The comments came following a disappointing provincial effort to block Henry Morgentaler from opening an abortuary in Fredericton.
Frank McKenna’s Liberal government has since decided to appeal the ruling and the courts have granted Gilmore’s group intervenor status. NB RTL hopes that it will be able to present evidence on the disastrous effects abortion imposes on women.
We all knew what Henry Morgentaler’s game plan was. He told us plainly enough.
Every province has had its Morgentaler battles, constant variations on the same theme.
Each time pro-lifers have had to start from scratch to learn the legal procedures and process, to deal with legislation, to deal with government, to build a case, to raise money.
There have been valiant efforts by a great many people, yet we’ve achieved only a very few, very small victories, even in the most promising areas.
But the battles aren’t over yet. Many more loom just over the horizon.
Governments will still resist paying for unregulated aspects of health care.
The pro-aborts will challenge the informed-consent legislation that is coming.
Health care professionals will be charged for harming women’s health.
Because women will be hurt by the establishment of abortion clinics, governments must be brought to task, and made to bear the blame and responsibility for the health consequences of the situation they have created.
We were not well prepared in the past, and we need to learn from that.
Too often people with absolutely no experience of the legal system, were plunged into a struggle whose rules they only dimly understood, and pitted with no reparation against experts.
Once it became apparent what Morgentaler was up to, clinics could have been developed to train lay leaders and provincial leaders in such basics of the legal process as intervention.
Often, though skilled in law, our lawyers were not familiar with the pro-life developments, evidence and arguments, whereas we knew the pro-life scene intimately, but not the appropriate legal precedents. This too, put the pro-life movement at a disadvantage.

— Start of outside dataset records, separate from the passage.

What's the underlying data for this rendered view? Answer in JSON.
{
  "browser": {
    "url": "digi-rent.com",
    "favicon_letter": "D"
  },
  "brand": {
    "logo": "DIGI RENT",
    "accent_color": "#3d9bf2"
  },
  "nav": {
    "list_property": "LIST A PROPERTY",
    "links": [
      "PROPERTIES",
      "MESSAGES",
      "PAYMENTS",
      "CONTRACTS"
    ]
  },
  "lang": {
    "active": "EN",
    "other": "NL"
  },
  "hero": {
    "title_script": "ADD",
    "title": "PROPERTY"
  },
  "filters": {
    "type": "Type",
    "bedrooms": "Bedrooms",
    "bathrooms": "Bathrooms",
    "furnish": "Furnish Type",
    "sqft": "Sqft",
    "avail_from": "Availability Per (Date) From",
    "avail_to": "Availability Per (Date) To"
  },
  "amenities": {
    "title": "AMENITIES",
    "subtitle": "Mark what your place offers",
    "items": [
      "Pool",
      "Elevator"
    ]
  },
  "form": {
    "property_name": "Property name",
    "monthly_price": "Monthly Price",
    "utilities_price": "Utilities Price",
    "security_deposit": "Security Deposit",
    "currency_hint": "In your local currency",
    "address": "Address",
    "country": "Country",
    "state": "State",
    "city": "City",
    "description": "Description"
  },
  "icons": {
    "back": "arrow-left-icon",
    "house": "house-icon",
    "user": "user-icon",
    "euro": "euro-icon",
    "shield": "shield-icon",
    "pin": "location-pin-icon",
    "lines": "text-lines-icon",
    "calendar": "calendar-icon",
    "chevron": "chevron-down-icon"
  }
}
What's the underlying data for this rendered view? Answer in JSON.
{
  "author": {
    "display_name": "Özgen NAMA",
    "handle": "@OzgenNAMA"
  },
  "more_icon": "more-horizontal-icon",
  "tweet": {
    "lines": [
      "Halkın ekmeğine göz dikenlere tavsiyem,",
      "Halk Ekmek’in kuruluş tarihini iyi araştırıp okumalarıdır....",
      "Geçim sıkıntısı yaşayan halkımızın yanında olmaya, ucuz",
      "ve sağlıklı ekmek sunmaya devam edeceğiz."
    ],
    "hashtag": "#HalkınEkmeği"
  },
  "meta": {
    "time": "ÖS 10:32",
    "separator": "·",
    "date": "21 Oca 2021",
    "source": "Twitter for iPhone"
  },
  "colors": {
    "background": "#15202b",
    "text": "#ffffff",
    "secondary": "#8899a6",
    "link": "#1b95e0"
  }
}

It could have made all the difference if a sort of generic court case had been prepared, with a national resource bank of supporting evidence and arguments, list of experts, precedents, references, etc., which provinces could draw on as the starting point of their own cases.

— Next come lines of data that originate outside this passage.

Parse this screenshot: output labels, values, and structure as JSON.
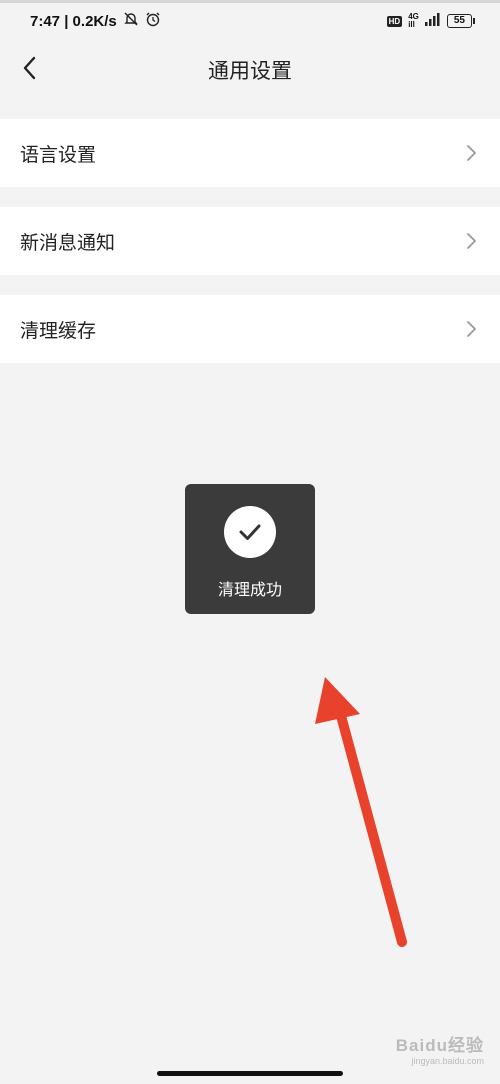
{
  "status_bar": {
    "time_speed": "7:47 | 0.2K/s",
    "hd": "HD",
    "network_top": "4G",
    "network_bottom": "ill",
    "battery": "55"
  },
  "header": {
    "title": "通用设置"
  },
  "settings": {
    "items": [
      {
        "label": "语言设置"
      },
      {
        "label": "新消息通知"
      },
      {
        "label": "清理缓存"
      }
    ]
  },
  "toast": {
    "message": "清理成功"
  },
  "annotation": {
    "arrow_color": "#e8412c"
  },
  "watermark": {
    "brand": "Baidu经验",
    "url": "jingyan.baidu.com"
  },
  "icons": {
    "back": "chevron-left-icon",
    "row_arrow": "chevron-right-icon",
    "toast": "check-circle-icon",
    "mute": "bell-off-icon",
    "alarm": "alarm-clock-icon"
  }
}
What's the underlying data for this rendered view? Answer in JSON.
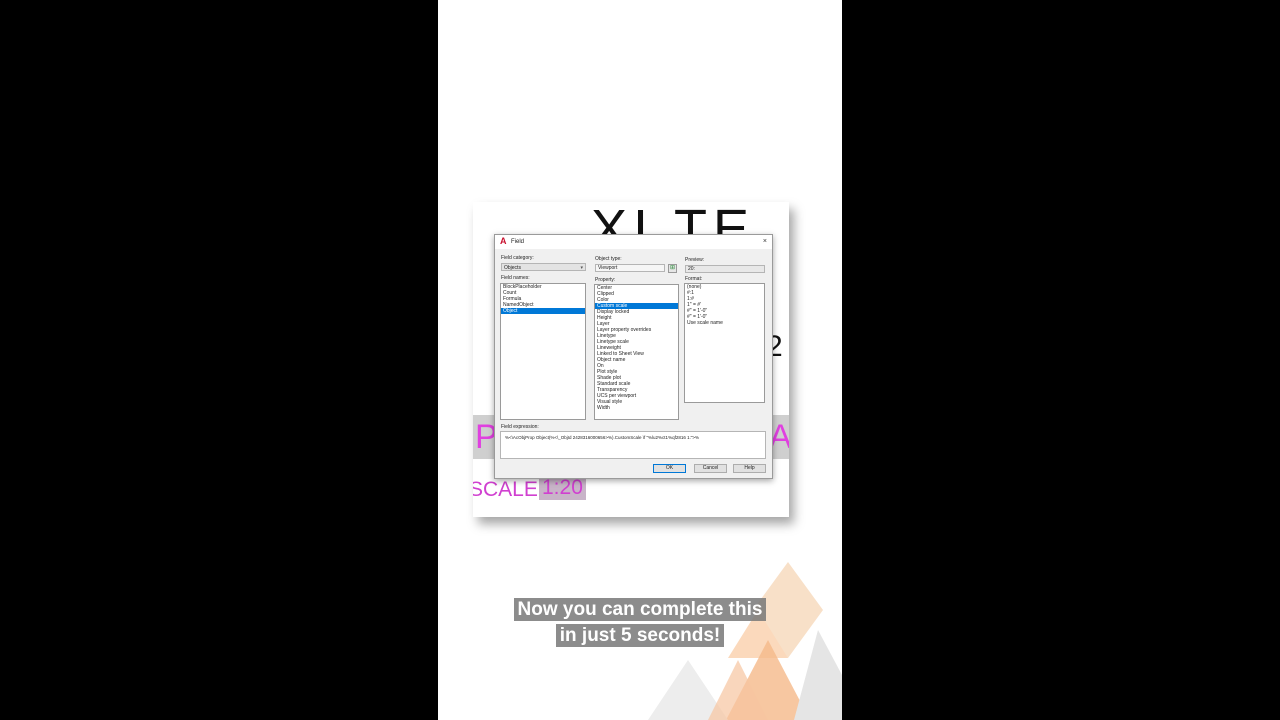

Although there was some pooling of effort and sharing of strategies and information, generally every province struggled more or less alone. Hindsight suggests that it would have been better strategy to select the most “winnable” areas and make a massive concerted effort to ensure success there.
We would have been wise to develop a coordinated and structured method of public education. The pro-life movement has important information to get out, such as the medical implications of abortion. But because it’s always been done by volunteers, it has rarely had the needed impact. The struggle is far from over. We should learn from our past, preparing well – and early – to win future battles.